THE memories, fragile matter to handleeveryone keeps them in his own way, who keeps them well ordered in a brain room like a library where the volumes are cataloged in alphabetical order and respond to the appeal as soon as we decide to evoke them.
Who hides them in the cellar and keeps them closed in the dark for fear of suddenly finding them in front of them as unwanted ghosts.
Whatever your attitude towards personal memories sooner or later the time comes to deal with it and the best way for me is to ask literature for help.
The memories of others help us bring our own to lightand as scholars of ancient civilizations after an accurate archaeological excavation we rediscover in the lives that do not belong to us the disordered fragments of our existences.
In this sense, Paola Farinetti’s book is a great comfort Surface diving (Gallucci editore) those we do when we leaf through the photo album of our past, and the author starts from the photographs that marked some moments of her life, immersing herself in a journey backwards to shed light – if ever possible – on the sense of existence.
Through seemingly insignificant details, a much desired handbag, an impossible haircut, a seductive aunt, pages as light as dragonflies that graze the landscape alternate with others as dense as smoke screens that nail despair for death to the page.
Chapter after chapter Farinetti rediscovers fears and enthusiasms that have marked her growth since she was a child, passing through all the steps of life up to the difficult to accept status of a widow, an almost taboo word in our society.

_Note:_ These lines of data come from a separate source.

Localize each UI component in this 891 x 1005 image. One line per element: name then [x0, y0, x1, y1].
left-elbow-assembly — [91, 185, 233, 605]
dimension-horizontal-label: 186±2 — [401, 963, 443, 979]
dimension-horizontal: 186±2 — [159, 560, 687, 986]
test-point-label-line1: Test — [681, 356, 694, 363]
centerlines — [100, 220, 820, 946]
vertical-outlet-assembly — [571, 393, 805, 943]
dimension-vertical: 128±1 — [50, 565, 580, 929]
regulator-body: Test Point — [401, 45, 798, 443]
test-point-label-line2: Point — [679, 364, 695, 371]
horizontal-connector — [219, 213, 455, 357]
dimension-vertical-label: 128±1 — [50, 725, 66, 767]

“To be a widower means to have suffered a tear, it means to have clashed with the impossible, to have experienced the irreparable, and to have survived, obscenely survived.”
The book is dedicated to her husband the great poet Gian Maria Testa that we all regret, that he would be proud of this beautiful work that he had always advocated.
There is no manual for learning to deal with the waves of life and sailing among the pains that crash the heart or among the sudden and unexpected joys, but thanks to this magnifying glass in the form of memoir-stories we are able to face our experience with a new sweetness that softens the shocks.